Decomposing the total amount raised demonstrates an increasing trend across stage. The huge increase in the quarterly amount raised is driven by companies having raised a series-C or greater. The last quarter series-C+ dramatically increased beyond their trend.

Companies Funded by Stage and Quarter.

The number of companies that raised by quarter has very different trends by stage. Angel and seed deals grew dramatically from 2010 through 2013 but actually decreased in the first quarter of 2014. Anecdotally, I suspect this is due to a lag in the reporting of smaller deals and not a decline in funding. Series A deals lagged angel deals by greater than the 9-12 months needed to raise the next round, causing the publicized Series A crunch through 2013. Series B companies have begun an up tick but again lag earlier rounds. Tom Tunguz demonstrates this in his post The Hardest Round.

Changes in capital efficiency and ease in company creation take a while to propagate through the venture economy.


This increase in venture investment is being driven by investment in a handful of companies.

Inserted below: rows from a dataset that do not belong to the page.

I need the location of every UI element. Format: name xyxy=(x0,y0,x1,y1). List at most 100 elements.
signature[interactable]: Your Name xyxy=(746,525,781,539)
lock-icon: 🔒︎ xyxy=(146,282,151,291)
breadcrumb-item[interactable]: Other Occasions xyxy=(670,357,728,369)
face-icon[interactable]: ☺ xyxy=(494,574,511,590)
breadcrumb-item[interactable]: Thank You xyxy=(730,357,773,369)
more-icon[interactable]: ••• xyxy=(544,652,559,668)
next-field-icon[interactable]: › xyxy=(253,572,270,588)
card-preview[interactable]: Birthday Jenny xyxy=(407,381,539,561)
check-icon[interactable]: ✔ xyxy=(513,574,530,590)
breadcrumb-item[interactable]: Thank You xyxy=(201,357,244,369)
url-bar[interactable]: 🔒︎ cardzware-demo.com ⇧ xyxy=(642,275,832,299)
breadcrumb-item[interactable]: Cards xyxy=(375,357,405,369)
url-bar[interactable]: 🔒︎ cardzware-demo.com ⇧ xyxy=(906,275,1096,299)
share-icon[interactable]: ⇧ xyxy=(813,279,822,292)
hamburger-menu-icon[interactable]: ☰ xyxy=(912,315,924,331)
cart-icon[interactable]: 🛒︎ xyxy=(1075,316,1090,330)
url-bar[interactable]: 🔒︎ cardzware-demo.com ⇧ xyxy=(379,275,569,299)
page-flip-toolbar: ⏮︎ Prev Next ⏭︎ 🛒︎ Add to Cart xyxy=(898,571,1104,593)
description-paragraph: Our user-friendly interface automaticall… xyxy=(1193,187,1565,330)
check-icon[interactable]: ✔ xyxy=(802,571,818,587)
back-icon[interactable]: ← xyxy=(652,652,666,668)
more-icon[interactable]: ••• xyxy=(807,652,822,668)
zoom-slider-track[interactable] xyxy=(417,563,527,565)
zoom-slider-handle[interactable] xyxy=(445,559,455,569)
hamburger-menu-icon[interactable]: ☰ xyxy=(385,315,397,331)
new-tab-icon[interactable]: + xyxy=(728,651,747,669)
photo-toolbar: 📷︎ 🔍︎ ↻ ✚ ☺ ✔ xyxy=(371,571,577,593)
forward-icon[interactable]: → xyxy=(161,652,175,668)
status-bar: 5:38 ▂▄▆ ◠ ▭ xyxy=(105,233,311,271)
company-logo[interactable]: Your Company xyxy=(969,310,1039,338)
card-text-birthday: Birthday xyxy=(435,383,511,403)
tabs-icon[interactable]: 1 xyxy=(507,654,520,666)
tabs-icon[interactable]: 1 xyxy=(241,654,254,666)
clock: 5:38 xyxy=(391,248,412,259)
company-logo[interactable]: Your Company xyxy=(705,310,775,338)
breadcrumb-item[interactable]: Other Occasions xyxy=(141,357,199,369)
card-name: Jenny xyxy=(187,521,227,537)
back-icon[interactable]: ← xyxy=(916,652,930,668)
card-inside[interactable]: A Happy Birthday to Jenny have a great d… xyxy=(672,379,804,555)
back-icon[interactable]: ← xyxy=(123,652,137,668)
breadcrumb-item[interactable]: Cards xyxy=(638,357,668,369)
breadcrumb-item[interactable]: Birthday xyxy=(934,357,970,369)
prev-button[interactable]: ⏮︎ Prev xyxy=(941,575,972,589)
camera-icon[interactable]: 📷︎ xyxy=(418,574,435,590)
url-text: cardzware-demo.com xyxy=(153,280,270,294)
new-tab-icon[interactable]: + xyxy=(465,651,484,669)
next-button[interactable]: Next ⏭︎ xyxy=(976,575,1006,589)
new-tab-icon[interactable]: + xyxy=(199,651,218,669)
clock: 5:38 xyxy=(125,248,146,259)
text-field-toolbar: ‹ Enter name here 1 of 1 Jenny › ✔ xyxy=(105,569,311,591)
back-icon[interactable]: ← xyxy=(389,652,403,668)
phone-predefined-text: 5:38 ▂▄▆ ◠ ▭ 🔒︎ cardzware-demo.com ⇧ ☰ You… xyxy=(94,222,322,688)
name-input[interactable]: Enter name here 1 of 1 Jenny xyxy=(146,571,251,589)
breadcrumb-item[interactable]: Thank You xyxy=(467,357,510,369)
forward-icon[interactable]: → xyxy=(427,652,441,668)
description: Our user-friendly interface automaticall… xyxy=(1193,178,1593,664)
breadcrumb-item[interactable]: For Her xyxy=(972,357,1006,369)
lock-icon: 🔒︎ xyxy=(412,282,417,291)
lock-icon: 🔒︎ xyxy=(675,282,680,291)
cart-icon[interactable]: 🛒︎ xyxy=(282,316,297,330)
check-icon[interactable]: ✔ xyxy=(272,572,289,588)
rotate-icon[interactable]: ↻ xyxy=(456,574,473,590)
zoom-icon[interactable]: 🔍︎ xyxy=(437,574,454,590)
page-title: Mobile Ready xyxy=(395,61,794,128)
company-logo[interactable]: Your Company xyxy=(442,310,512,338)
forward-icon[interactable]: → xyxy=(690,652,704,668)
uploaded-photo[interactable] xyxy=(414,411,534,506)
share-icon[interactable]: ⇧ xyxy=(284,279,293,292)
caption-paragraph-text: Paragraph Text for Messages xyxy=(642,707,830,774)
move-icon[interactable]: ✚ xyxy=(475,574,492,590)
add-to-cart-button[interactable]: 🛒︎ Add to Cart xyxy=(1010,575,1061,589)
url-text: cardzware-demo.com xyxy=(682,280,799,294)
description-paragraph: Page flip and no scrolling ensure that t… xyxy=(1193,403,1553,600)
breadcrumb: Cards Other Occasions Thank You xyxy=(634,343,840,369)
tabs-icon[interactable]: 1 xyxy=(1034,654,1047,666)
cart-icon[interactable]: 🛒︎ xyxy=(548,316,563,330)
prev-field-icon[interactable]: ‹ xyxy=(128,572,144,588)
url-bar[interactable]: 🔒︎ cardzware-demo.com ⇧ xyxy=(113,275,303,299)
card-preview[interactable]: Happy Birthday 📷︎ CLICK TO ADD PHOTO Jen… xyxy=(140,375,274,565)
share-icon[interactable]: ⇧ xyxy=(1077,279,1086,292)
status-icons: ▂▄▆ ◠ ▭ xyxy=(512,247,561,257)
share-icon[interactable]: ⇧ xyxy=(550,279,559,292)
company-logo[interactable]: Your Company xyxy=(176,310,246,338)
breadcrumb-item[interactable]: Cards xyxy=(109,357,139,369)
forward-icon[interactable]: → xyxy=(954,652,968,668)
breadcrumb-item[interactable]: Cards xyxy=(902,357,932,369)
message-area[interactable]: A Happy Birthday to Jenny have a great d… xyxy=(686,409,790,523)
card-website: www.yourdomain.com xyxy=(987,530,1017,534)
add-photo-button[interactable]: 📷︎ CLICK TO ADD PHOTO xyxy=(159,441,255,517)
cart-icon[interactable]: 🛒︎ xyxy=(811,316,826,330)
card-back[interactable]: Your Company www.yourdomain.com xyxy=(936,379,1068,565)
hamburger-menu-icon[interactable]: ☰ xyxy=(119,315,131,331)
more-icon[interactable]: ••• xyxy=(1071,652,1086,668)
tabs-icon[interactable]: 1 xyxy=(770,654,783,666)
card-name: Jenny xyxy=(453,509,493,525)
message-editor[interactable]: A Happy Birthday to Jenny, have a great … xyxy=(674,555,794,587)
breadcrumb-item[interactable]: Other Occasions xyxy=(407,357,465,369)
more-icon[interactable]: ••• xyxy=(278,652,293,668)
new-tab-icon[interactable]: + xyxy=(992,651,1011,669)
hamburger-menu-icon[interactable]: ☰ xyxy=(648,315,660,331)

This is a relatively new trend of late stage pre-IPO investment from hedge funds and private equity firms. In Q1 2014, Cloudera raised $740M from Intel, T. Rowe Price and Google Ventures. Dropbox raised $350M from BlackRock, Morgan Stanley, T. Rowe Price. Lyft raised $250M from Coatue, Alibaba, and Andreessen Horowitz. And the list continues…

This new normal of pre-IPO trend also seems to continue as Airbnb raised $450M from TPG and T. Rowe Price in April 2014.